Kommentar von: jensscholz [Mitglied]

danke für den Texttip! ich hab ihn gleich mal verlinkt.

Es funktioniert. Ich glaube nicht einmal, dass es Boshaftigkeit ist, die Menschen verlangen - vollkommen zu Recht - nachvollziehbare Prozesse und Arbeitsteilung. Verantwortung wurde schon lange zu Verantwortlichkeit, und die kann man so lange hin und her schieben und zerteilen, bis keiner mehr wirklich schuld ist. Ist ja auch logisch, alles in der Welt hängt irgendwie zusammen und viele, viele Leute denken, illustrative Metaphern wie, sagen wir, Schmetterlinge in Hongkong, die Stürme in England auslösen, seinen tiefere Wahrheiten.

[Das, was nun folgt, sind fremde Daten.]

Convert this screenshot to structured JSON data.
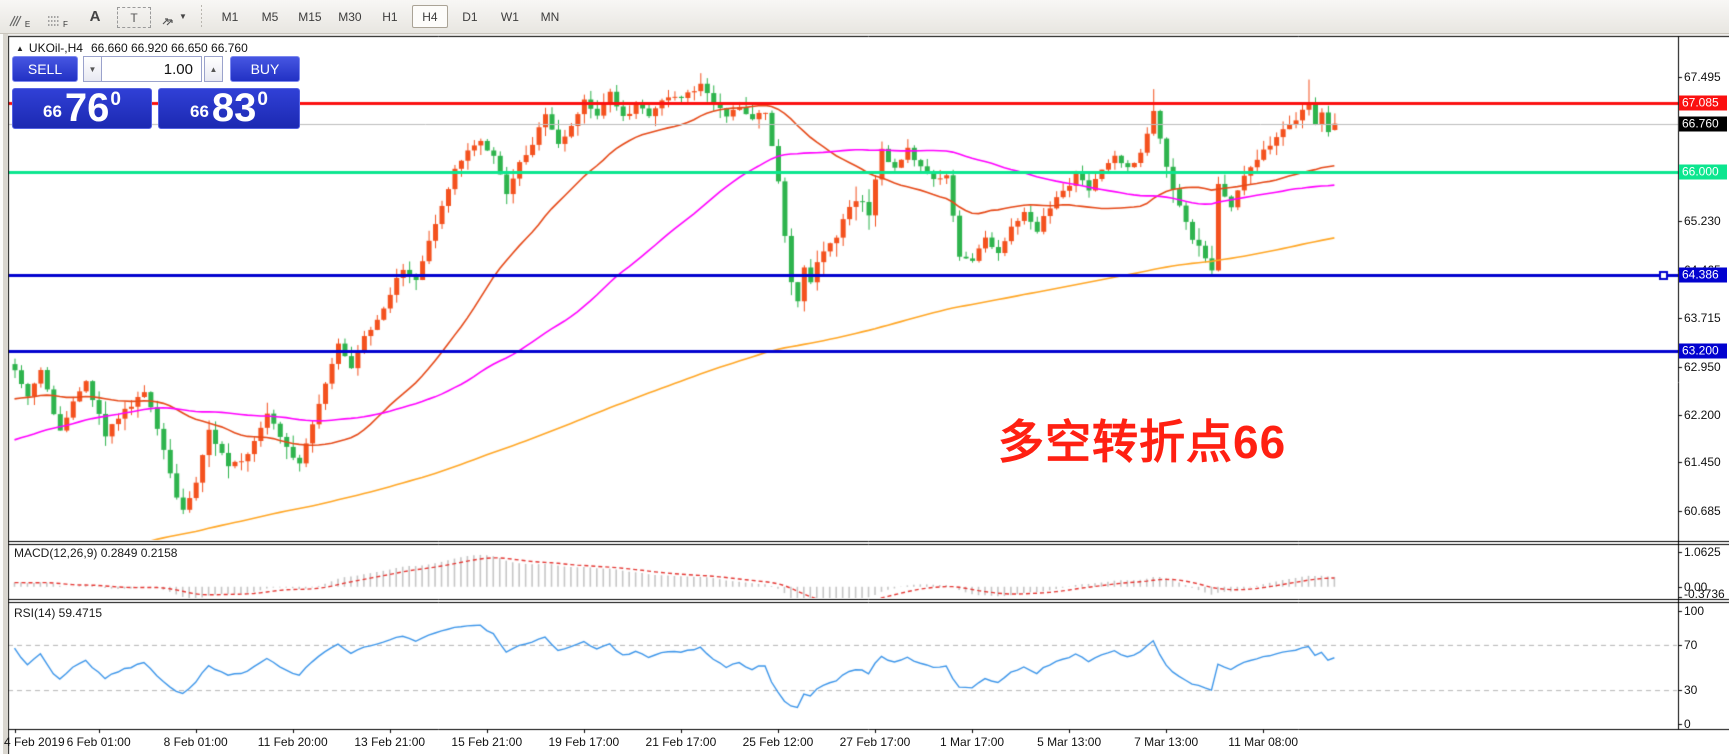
{
  "toolbar": {
    "icons": [
      {
        "name": "charts-overlay-icon",
        "sub": "E"
      },
      {
        "name": "grid-icon",
        "sub": "F"
      },
      {
        "name": "font-icon",
        "label": "A"
      },
      {
        "name": "textbox-icon",
        "label": "T"
      },
      {
        "name": "cursor-arrows-icon",
        "caret": "▼"
      }
    ],
    "timeframes": [
      "M1",
      "M5",
      "M15",
      "M30",
      "H1",
      "H4",
      "D1",
      "W1",
      "MN"
    ],
    "active_timeframe": "H4"
  },
  "chart": {
    "header_arrow": "▲",
    "header_symbol": "UKOil-,H4",
    "header_ohlc": "66.660 66.920 66.650 66.760",
    "trade_panel": {
      "sell_label": "SELL",
      "buy_label": "BUY",
      "volume": "1.00",
      "step_down": "▼",
      "step_up": "▲",
      "bid": {
        "prefix": "66",
        "main": "76",
        "sup": "0"
      },
      "ask": {
        "prefix": "66",
        "main": "83",
        "sup": "0"
      }
    }
  },
  "chart_data": {
    "type": "candlestick",
    "symbol": "UKOil-",
    "timeframe": "H4",
    "annotation": {
      "text": "多空转折点66",
      "color": "#ff2012"
    },
    "last_bar": {
      "open": 66.66,
      "high": 66.92,
      "low": 66.65,
      "close": 66.76
    },
    "visible_bars": 205,
    "up_color": "#f4511e",
    "down_color": "#2eb44d",
    "close_waypoints": [
      [
        0,
        62.95
      ],
      [
        2,
        62.5
      ],
      [
        4,
        62.85
      ],
      [
        7,
        61.95
      ],
      [
        9,
        62.35
      ],
      [
        11,
        62.7
      ],
      [
        14,
        61.9
      ],
      [
        17,
        62.25
      ],
      [
        20,
        62.6
      ],
      [
        23,
        61.6
      ],
      [
        25,
        60.95
      ],
      [
        26,
        60.72
      ],
      [
        28,
        61.15
      ],
      [
        30,
        61.95
      ],
      [
        33,
        61.35
      ],
      [
        36,
        61.6
      ],
      [
        39,
        62.25
      ],
      [
        42,
        61.7
      ],
      [
        44,
        61.45
      ],
      [
        46,
        62.05
      ],
      [
        48,
        62.65
      ],
      [
        50,
        63.35
      ],
      [
        52,
        62.95
      ],
      [
        54,
        63.4
      ],
      [
        56,
        63.65
      ],
      [
        58,
        64.1
      ],
      [
        60,
        64.5
      ],
      [
        62,
        64.3
      ],
      [
        64,
        64.9
      ],
      [
        66,
        65.45
      ],
      [
        68,
        66.05
      ],
      [
        70,
        66.35
      ],
      [
        72,
        66.5
      ],
      [
        74,
        66.25
      ],
      [
        76,
        65.65
      ],
      [
        78,
        66.15
      ],
      [
        80,
        66.45
      ],
      [
        82,
        66.9
      ],
      [
        84,
        66.4
      ],
      [
        86,
        66.75
      ],
      [
        88,
        67.1
      ],
      [
        90,
        66.9
      ],
      [
        92,
        67.25
      ],
      [
        94,
        66.85
      ],
      [
        96,
        67.05
      ],
      [
        98,
        66.9
      ],
      [
        100,
        67.1
      ],
      [
        103,
        67.2
      ],
      [
        106,
        67.35
      ],
      [
        108,
        67.1
      ],
      [
        110,
        66.9
      ],
      [
        112,
        67.05
      ],
      [
        114,
        66.85
      ],
      [
        116,
        66.95
      ],
      [
        118,
        65.9
      ],
      [
        119,
        65.0
      ],
      [
        120,
        64.3
      ],
      [
        121,
        64.0
      ],
      [
        122,
        64.5
      ],
      [
        123,
        64.25
      ],
      [
        124,
        64.6
      ],
      [
        126,
        64.85
      ],
      [
        128,
        65.2
      ],
      [
        130,
        65.6
      ],
      [
        132,
        65.35
      ],
      [
        134,
        66.3
      ],
      [
        136,
        66.05
      ],
      [
        138,
        66.35
      ],
      [
        140,
        66.1
      ],
      [
        142,
        65.85
      ],
      [
        144,
        65.95
      ],
      [
        146,
        64.7
      ],
      [
        148,
        64.6
      ],
      [
        150,
        64.95
      ],
      [
        152,
        64.7
      ],
      [
        154,
        65.15
      ],
      [
        156,
        65.35
      ],
      [
        158,
        65.1
      ],
      [
        160,
        65.45
      ],
      [
        162,
        65.7
      ],
      [
        164,
        65.95
      ],
      [
        166,
        65.75
      ],
      [
        168,
        66.05
      ],
      [
        170,
        66.25
      ],
      [
        172,
        66.05
      ],
      [
        174,
        66.3
      ],
      [
        176,
        66.9
      ],
      [
        178,
        66.1
      ],
      [
        180,
        65.45
      ],
      [
        182,
        64.95
      ],
      [
        184,
        64.65
      ],
      [
        185,
        64.5
      ],
      [
        186,
        65.85
      ],
      [
        188,
        65.45
      ],
      [
        190,
        65.9
      ],
      [
        192,
        66.2
      ],
      [
        194,
        66.45
      ],
      [
        196,
        66.7
      ],
      [
        198,
        66.85
      ],
      [
        200,
        67.1
      ],
      [
        201,
        66.75
      ],
      [
        202,
        66.95
      ],
      [
        203,
        66.65
      ],
      [
        204,
        66.76
      ]
    ],
    "extremes": {
      "26": {
        "low": 60.64
      },
      "106": {
        "high": 67.55
      },
      "121": {
        "low": 63.88
      },
      "176": {
        "high": 67.3
      },
      "185": {
        "low": 64.36
      },
      "200": {
        "high": 67.45
      },
      "204": {
        "open": 66.66,
        "high": 66.92,
        "low": 66.65,
        "close": 66.76
      }
    },
    "volatility_segments": [
      [
        0,
        45,
        1.25
      ],
      [
        45,
        118,
        1.0
      ],
      [
        118,
        135,
        1.5
      ],
      [
        135,
        176,
        0.9
      ],
      [
        176,
        187,
        1.4
      ],
      [
        187,
        205,
        1.0
      ]
    ],
    "y_axis": {
      "min": 60.23,
      "max": 68.13,
      "plain_ticks": [
        "67.495",
        "65.230",
        "64.465",
        "63.715",
        "62.950",
        "62.200",
        "61.450",
        "60.685"
      ],
      "badges": [
        {
          "label": "67.085",
          "price": 67.085,
          "bg": "#fb1010"
        },
        {
          "label": "66.760",
          "price": 66.76,
          "bg": "#000000"
        },
        {
          "label": "66.000",
          "price": 66.0,
          "bg": "#0ce68f"
        },
        {
          "label": "64.386",
          "price": 64.386,
          "bg": "#0202cf"
        },
        {
          "label": "63.200",
          "price": 63.2,
          "bg": "#0202cf"
        }
      ]
    },
    "horizontal_lines": [
      {
        "price": 67.085,
        "color": "#fb1010",
        "width": 3
      },
      {
        "price": 66.76,
        "color": "#bdbdbd",
        "width": 1
      },
      {
        "price": 66.0,
        "color": "#0ce68f",
        "width": 3
      },
      {
        "price": 64.386,
        "color": "#0202cf",
        "width": 3,
        "handle": true
      },
      {
        "price": 63.2,
        "color": "#0202cf",
        "width": 3
      }
    ],
    "moving_averages": [
      {
        "window": 30,
        "color": "#e64a19"
      },
      {
        "window": 65,
        "color": "#ff00ff"
      },
      {
        "window": 200,
        "color": "#ffa726"
      }
    ],
    "x_labels": [
      {
        "label": "4 Feb 2019",
        "bar": 0
      },
      {
        "label": "6 Feb 01:00",
        "bar": 13
      },
      {
        "label": "8 Feb 01:00",
        "bar": 28
      },
      {
        "label": "11 Feb 20:00",
        "bar": 43
      },
      {
        "label": "13 Feb 21:00",
        "bar": 58
      },
      {
        "label": "15 Feb 21:00",
        "bar": 73
      },
      {
        "label": "19 Feb 17:00",
        "bar": 88
      },
      {
        "label": "21 Feb 17:00",
        "bar": 103
      },
      {
        "label": "25 Feb 12:00",
        "bar": 118
      },
      {
        "label": "27 Feb 17:00",
        "bar": 133
      },
      {
        "label": "1 Mar 17:00",
        "bar": 148
      },
      {
        "label": "5 Mar 13:00",
        "bar": 163
      },
      {
        "label": "7 Mar 13:00",
        "bar": 178
      },
      {
        "label": "11 Mar 08:00",
        "bar": 193
      }
    ],
    "macd": {
      "label": "MACD(12,26,9) 0.2849 0.2158",
      "params": [
        12,
        26,
        9
      ],
      "axis_ticks": [
        {
          "label": "1.0625",
          "value": 1.0625
        },
        {
          "label": "0.00",
          "value": 0.0
        },
        {
          "label": "-0.3736",
          "value": -0.3736
        }
      ],
      "scale_max": 1.0625,
      "scale_min": -0.3736,
      "histogram_color": "#c6c6c6",
      "signal_color": "#e53935"
    },
    "rsi": {
      "label": "RSI(14) 59.4715",
      "period": 14,
      "value": 59.4715,
      "axis_ticks": [
        {
          "label": "100",
          "value": 100
        },
        {
          "label": "70",
          "value": 70
        },
        {
          "label": "30",
          "value": 30
        },
        {
          "label": "0",
          "value": 0
        }
      ],
      "dashed_levels": [
        70,
        30
      ],
      "color": "#3d96ea"
    }
  }
}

Ob sprudelnde Öllecks, tragische Unfälle, bürokratisch durchgeplante und -führte Genozide und Weltkriege, sie alle haben keinen Schuldigen. BP kann doch nichts dafür, dass so viele Autofahrer und Fabriken billigen Brennstoff wollen, oder? Die amerikanische Regierung kann doch nichts dafür, dass sie ihren Bürgern hilft, dass sie von BP versorgt werden. Amerikanische Behörden können doch nichts dafür, dass sie von der Politik gedrängt werden, Genehmigungen zu erteilen.
Polizei und Feuerwehr in Duisburg bekommen Anweisungen und sind für öffentliches Gelände zuständig. Veranstalter und dessen Sicherheitkräfte sind für das Veranstaltungsgelände zuständig. Der Fluss der Besucher kommt am Eingang an, wo auf Waffen und harte Gegenstände kontrolliert wird - leider hat der Sicherheitsdienst keinen Einfluss auf die Menschenmenge, die ja von öffentlichem Gelände kommt …

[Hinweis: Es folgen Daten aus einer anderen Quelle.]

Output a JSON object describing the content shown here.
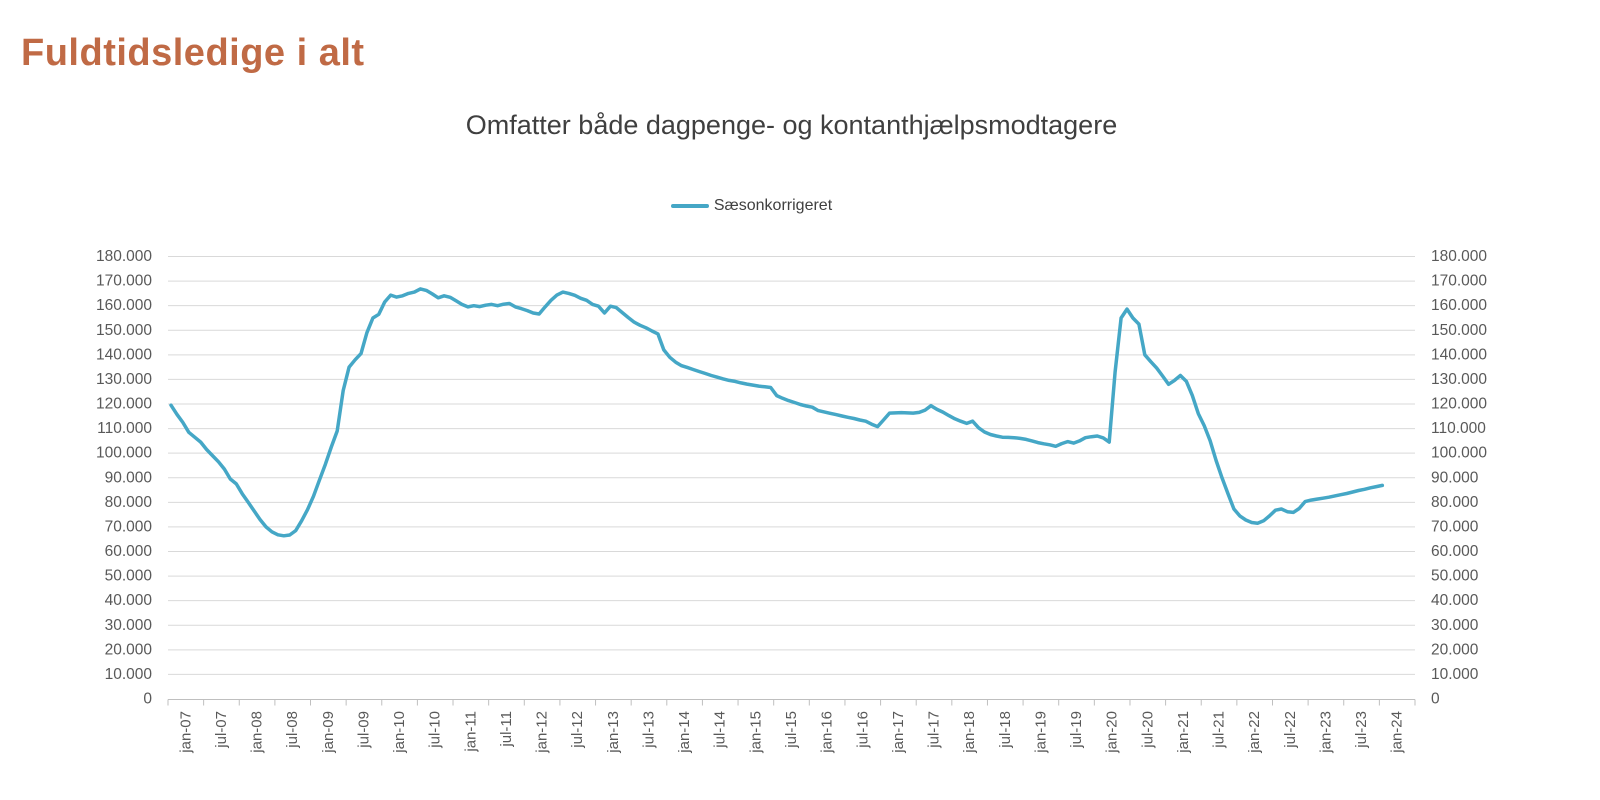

Herr Schaller wollte der Stadt Duisburg zu einem tollen, werbewirksamen Event verhelfen. Er hat’s doch nur gut gemeint. Herr Sauerland wollte Besucher, Geld und Prestige nach Duisburg bringen. Er hat’s doch nur gut gemeint. Behörden wollten dem natürlich keine unnötigen Stolpersteine in den Weg legen, man kann ja nicht immer nur dagegen sein. Sie haben’s doch nur gut gemeint.
Die Besucher aber konnten sich nicht an die Pacman-Simulation halten und benahmen sich wie verantwortungslose Menschen, die bekamen erst Lust, dann Druck, dann Angst. Und ob die das gut gemeint hatten?!
Natürlich haben vor allem die keine Verantwortung für das ganze, die nichts unterschrieben haben …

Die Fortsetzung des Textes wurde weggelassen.